Karzai, who was under heavy U.S. pressure to accept the U.N.
findings, was "ensuring a credible process for the Afghan people which results in a government that reflects their will," President Barack Obama said in a statement.
The next round will take place on Nov. 7.
"President Karzai's constructive actions established an important precedent for Afghanistan's new democracy," Obama said.
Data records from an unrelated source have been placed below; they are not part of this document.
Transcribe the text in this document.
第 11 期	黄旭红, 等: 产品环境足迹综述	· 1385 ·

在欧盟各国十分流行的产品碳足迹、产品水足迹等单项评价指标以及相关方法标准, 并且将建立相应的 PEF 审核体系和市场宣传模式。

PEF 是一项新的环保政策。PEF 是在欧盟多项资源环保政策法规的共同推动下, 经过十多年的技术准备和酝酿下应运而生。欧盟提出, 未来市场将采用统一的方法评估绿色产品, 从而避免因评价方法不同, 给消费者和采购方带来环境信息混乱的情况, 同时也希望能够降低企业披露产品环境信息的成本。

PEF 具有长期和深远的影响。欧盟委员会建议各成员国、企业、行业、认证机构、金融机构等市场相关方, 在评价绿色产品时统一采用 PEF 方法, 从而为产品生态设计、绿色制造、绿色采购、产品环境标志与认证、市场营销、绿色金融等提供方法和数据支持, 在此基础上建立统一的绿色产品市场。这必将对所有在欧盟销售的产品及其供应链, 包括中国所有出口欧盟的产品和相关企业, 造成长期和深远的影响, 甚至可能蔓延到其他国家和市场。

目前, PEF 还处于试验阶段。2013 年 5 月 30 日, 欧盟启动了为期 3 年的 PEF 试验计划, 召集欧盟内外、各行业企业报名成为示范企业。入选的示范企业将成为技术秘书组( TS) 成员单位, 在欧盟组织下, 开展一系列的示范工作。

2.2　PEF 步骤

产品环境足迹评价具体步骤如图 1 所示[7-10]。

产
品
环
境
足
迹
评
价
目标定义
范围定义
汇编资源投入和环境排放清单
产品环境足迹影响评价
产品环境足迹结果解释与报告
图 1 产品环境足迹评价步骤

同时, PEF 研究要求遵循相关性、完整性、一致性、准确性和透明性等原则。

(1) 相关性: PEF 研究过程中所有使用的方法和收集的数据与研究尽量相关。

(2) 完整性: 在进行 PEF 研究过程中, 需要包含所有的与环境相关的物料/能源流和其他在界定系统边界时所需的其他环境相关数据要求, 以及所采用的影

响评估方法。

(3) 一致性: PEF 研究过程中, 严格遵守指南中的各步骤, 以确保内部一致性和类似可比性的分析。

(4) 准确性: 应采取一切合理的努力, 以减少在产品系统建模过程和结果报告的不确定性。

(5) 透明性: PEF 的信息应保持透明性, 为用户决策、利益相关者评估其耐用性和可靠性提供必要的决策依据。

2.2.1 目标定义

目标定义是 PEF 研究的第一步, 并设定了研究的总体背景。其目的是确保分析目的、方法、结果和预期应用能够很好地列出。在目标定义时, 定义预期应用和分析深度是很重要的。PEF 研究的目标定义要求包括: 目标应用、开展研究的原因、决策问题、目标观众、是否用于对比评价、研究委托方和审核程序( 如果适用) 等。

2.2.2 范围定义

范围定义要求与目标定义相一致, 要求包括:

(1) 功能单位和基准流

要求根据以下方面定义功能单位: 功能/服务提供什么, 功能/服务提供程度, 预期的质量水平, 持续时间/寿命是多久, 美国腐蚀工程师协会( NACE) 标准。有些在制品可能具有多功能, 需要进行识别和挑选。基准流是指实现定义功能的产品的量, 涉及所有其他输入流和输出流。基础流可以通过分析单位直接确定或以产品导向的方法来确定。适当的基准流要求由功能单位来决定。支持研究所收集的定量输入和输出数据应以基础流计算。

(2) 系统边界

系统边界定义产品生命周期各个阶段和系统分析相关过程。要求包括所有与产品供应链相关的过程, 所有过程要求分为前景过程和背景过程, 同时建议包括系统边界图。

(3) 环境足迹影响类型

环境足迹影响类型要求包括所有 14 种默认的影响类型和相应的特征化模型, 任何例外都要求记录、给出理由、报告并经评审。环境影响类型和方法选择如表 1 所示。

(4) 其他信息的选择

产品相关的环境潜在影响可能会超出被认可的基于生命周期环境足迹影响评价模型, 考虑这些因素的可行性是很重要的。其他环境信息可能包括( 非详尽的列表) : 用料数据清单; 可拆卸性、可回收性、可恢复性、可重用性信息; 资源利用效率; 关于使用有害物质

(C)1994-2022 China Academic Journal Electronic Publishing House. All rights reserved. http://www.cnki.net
"The Afghan constitution and laws are strengthened by President Karzai's decision, which is in the best interests of the Afghan people." Secretary of State Hillary Rodham Clinton welcomed Karzai's announcement as a boost for Afghan democracy. She made no direct mention of the fraudulent Karzai votes that were thrown out, although she referred to "a rough and contentious" election and weeks of "debate over the flaws in the vote." "We remain committed to partnering with the Afghan people and their government on our shared objectives of strengthening good governance, tackling corruption, increasing economic opportunities and improving security for all Afghans," she said in a written statement.
A senior administration official credited the work of U.S.
Ambassador Karl Eikenberry and Sen. John Kerry, a Democrat, who were deeply engaged with Karzai and other Afghan government officials over the past several days in "talking through" the need for solution to the election stalemate. Kerry, who had met with Karzai at least four times before the announcement, was at the Afghan president's side when the announcement was made in Kabul.
The official denied reports that the administration would have preferred - instead of a run-off - that Karzai and his main challenger, former Foreign Minister Abdullah Abdullah, had reached a power sharing agreement. That outcome is not foreseen in the Afghanistan constitution and would only have delayed a final settling of the question of who was actually president, the official said.
In interviews over the weekend from Kabul, Kerry said the election process had to be settled before the Obama administration could make a reasoned decision about whether to send additional troops and to commit other resources to stabilizing Afghanistan.
Defense Secretary Robert Gates, meanwhile, said the Obama administration needs to decide on a war strategy and not "sit on our hands" waiting for election results and a government to emerge in Kabul. In remarks to reporters traveling with him to Asia, the Pentagon chief said Obama will have to make his decisions in the context of "evolving" issues.
At the White House Tuesday, press secretary Robert Gibbs said it has not been determined whether Obama will wait to announce an Afghan strategy until after the results of the runoff. Gibbs told reporters he still expects that announcement to be made in "the coming weeks." Regardless of the election's outcome, Gibbs said, "We've got to make sure we're making progress with a partner in that government." He also said the next U.S. strategy meeting on Afghanistan may be pushed back until early next week because Gates is traveling.
Obama was widely expected to decide on the next steps in Afghanistan before he begins an extended trip to Asia next month.